David and Doris arrived at the school with guns and a shopping cart containing the bomb. The shopping cart was in the center of classroom number four where the hostages were held. A shoelace connected David to the detonator. When the children began to be restless, they sang songs, read books, and watched television. Some gathered in small groups and prayed. After a 2.5-hour standoff, David took the string off his wrist and tied it to Doris as he went to a nearby restroom. While he was gone, Doris jerked her arm and triggered the device, causing severe burns but not death.  David, seeing his wife in extreme pain, shot his wife, went back to the restroom, and shot himself. Seventy-six of the hostages suffered injuries from the blast. Many claimed it was a miracle that more were not hurt or even killed. Investigators found that only one of the blasting caps used in making the bomb actually detonated.

The story plays a role in furthering the cause of Mormonism when some of the children held hostage later started talking about angels appearing during the crisis. The interesting part of this story is that the appearance of angels and voices was not always a part of the story.

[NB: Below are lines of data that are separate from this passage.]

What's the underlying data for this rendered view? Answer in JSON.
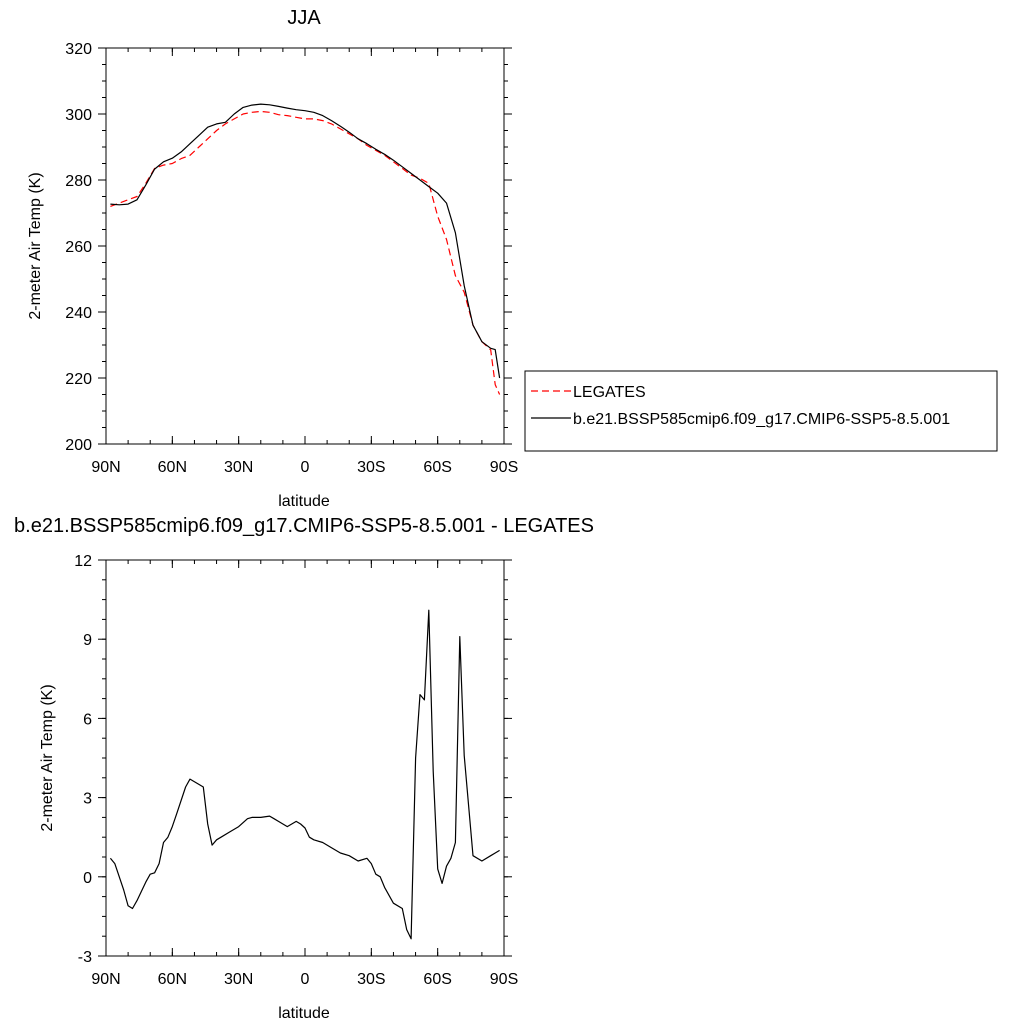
{
  "chart_data": [
    {
      "type": "line",
      "title": "JJA",
      "xlabel": "latitude",
      "ylabel": "2-meter Air Temp (K)",
      "xlim": [
        90,
        -90
      ],
      "ylim": [
        200,
        320
      ],
      "xticks": [
        90,
        60,
        30,
        0,
        -30,
        -60,
        -90
      ],
      "xtick_labels": [
        "90N",
        "60N",
        "30N",
        "0",
        "30S",
        "60S",
        "90S"
      ],
      "yticks": [
        200,
        220,
        240,
        260,
        280,
        300,
        320
      ],
      "ytick_labels": [
        "200",
        "220",
        "240",
        "260",
        "280",
        "300",
        "320"
      ],
      "legend_placement": "right",
      "series": [
        {
          "name": "LEGATES",
          "color": "#ff0000",
          "dash": "dashed",
          "x": [
            88,
            84,
            80,
            76,
            72,
            68,
            64,
            60,
            56,
            52,
            48,
            44,
            40,
            36,
            32,
            28,
            24,
            20,
            16,
            12,
            8,
            4,
            0,
            -4,
            -8,
            -12,
            -16,
            -20,
            -24,
            -28,
            -32,
            -36,
            -40,
            -44,
            -48,
            -52,
            -56,
            -60,
            -64,
            -68,
            -72,
            -76,
            -80,
            -84,
            -86,
            -88
          ],
          "y": [
            272,
            273,
            274,
            275,
            279,
            283.5,
            284.5,
            285,
            286.5,
            287.5,
            290,
            292.5,
            295,
            297,
            298.5,
            300,
            300.5,
            300.8,
            300.5,
            299.8,
            299.5,
            299,
            298.5,
            298.5,
            298,
            297,
            295.5,
            294,
            292.5,
            290.5,
            289,
            287.5,
            285.5,
            283.5,
            281.5,
            280.5,
            279,
            269,
            262,
            251,
            246,
            236,
            231,
            228.5,
            218,
            215
          ]
        },
        {
          "name": "b.e21.BSSP585cmip6.f09_g17.CMIP6-SSP5-8.5.001",
          "color": "#000000",
          "dash": "solid",
          "x": [
            88,
            84,
            80,
            76,
            72,
            68,
            64,
            60,
            56,
            52,
            48,
            44,
            40,
            36,
            32,
            28,
            24,
            20,
            16,
            12,
            8,
            4,
            0,
            -4,
            -8,
            -12,
            -16,
            -20,
            -24,
            -28,
            -32,
            -36,
            -40,
            -44,
            -48,
            -52,
            -56,
            -60,
            -64,
            -68,
            -72,
            -76,
            -80,
            -84,
            -86,
            -88
          ],
          "y": [
            272.7,
            272.5,
            272.7,
            274,
            278.5,
            283.3,
            285.5,
            286.6,
            288.5,
            291,
            293.5,
            296,
            297,
            297.5,
            300,
            302,
            302.7,
            303,
            302.8,
            302.3,
            301.8,
            301.3,
            301,
            300.5,
            299.5,
            298,
            296.3,
            294.5,
            292.5,
            291,
            289.3,
            287.8,
            286,
            284,
            282,
            280,
            278,
            276,
            273,
            264,
            248,
            236,
            231,
            229,
            228.6,
            220
          ]
        }
      ]
    },
    {
      "type": "line",
      "title": "b.e21.BSSP585cmip6.f09_g17.CMIP6-SSP5-8.5.001 - LEGATES",
      "xlabel": "latitude",
      "ylabel": "2-meter Air Temp (K)",
      "xlim": [
        90,
        -90
      ],
      "ylim": [
        -3,
        12
      ],
      "xticks": [
        90,
        60,
        30,
        0,
        -30,
        -60,
        -90
      ],
      "xtick_labels": [
        "90N",
        "60N",
        "30N",
        "0",
        "30S",
        "60S",
        "90S"
      ],
      "yticks": [
        -3,
        0,
        3,
        6,
        9,
        12
      ],
      "ytick_labels": [
        "-3",
        "0",
        "3",
        "6",
        "9",
        "12"
      ],
      "series": [
        {
          "color": "#000000",
          "dash": "solid",
          "x": [
            88,
            86,
            82,
            80,
            78,
            76,
            72,
            70,
            68,
            66,
            64,
            62,
            60,
            58,
            54,
            52,
            48,
            46,
            44,
            42,
            40,
            38,
            34,
            30,
            26,
            24,
            20,
            16,
            14,
            12,
            10,
            8,
            4,
            2,
            0,
            -2,
            -4,
            -8,
            -10,
            -12,
            -16,
            -20,
            -24,
            -28,
            -30,
            -32,
            -34,
            -36,
            -40,
            -44,
            -46,
            -48,
            -50,
            -52,
            -54,
            -56,
            -58,
            -60,
            -62,
            -64,
            -66,
            -68,
            -70,
            -72,
            -76,
            -80,
            -84,
            -86,
            -88
          ],
          "y": [
            0.7,
            0.5,
            -0.5,
            -1.1,
            -1.2,
            -0.9,
            -0.2,
            0.1,
            0.15,
            0.5,
            1.3,
            1.5,
            1.9,
            2.4,
            3.4,
            3.7,
            3.5,
            3.4,
            2.0,
            1.2,
            1.4,
            1.5,
            1.7,
            1.9,
            2.2,
            2.25,
            2.25,
            2.3,
            2.2,
            2.1,
            2.0,
            1.9,
            2.1,
            2.0,
            1.85,
            1.5,
            1.4,
            1.3,
            1.2,
            1.1,
            0.9,
            0.8,
            0.6,
            0.7,
            0.5,
            0.1,
            0.0,
            -0.4,
            -1.0,
            -1.2,
            -2.0,
            -2.35,
            4.5,
            6.9,
            6.7,
            10.1,
            4.0,
            0.3,
            -0.25,
            0.4,
            0.7,
            1.3,
            9.1,
            4.6,
            0.8,
            0.6,
            0.8,
            0.9,
            1.0
          ]
        }
      ]
    }
  ]
}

According to the website www.WyoHistory.org:

Survivors shared their stories with each other, investigators, family members, and hospital personnel. In the days and weeks immediately after this event, most accounts focused on the horrors of the day. As time progressed, however, a different story emerged in this highly religious and largely Mormon community.  It became a story of a miracle rather than a tragedy. Oral histories, memoirs and drawings began to reveal a narrative of fortune rather than misfortune. Survivors began to tell their stories through a spiritual lens. They increasingly spoke about their memories in public with professional psychologists, church officials and community counselors. Many recalled praying silently, forming prayer circles and seeing angels during the crisis. This narrative was perpetuated in many publications and productions.  For instance, The Cokeville Miracle Foundation’s 2005 book Witness to Miracles: Remembering the Cokeville Elementary School Bombing and the Wyoming State Archives oral history project called “Survivor is My Name” both focused on the reconstructing of this narrative as a miracle instead of a tragedy.

Some of the children later claimed to have seen, and were aided by, their dead grandparents. Being visited by the dead is a positive experience in the context of Mormonism. However, if the above account is accurate, the Cokeville miracle seems to parallel the famous “miracle of the seagulls,”  another faith-promoting story that involved thousands of seagulls that descended upon millions of crickets, destined to destroy the crops of the Mormon pioneers in 1848.  The seagull story, as with the Cokeville miracle, contains details that developed over time and were not part of the original narrative.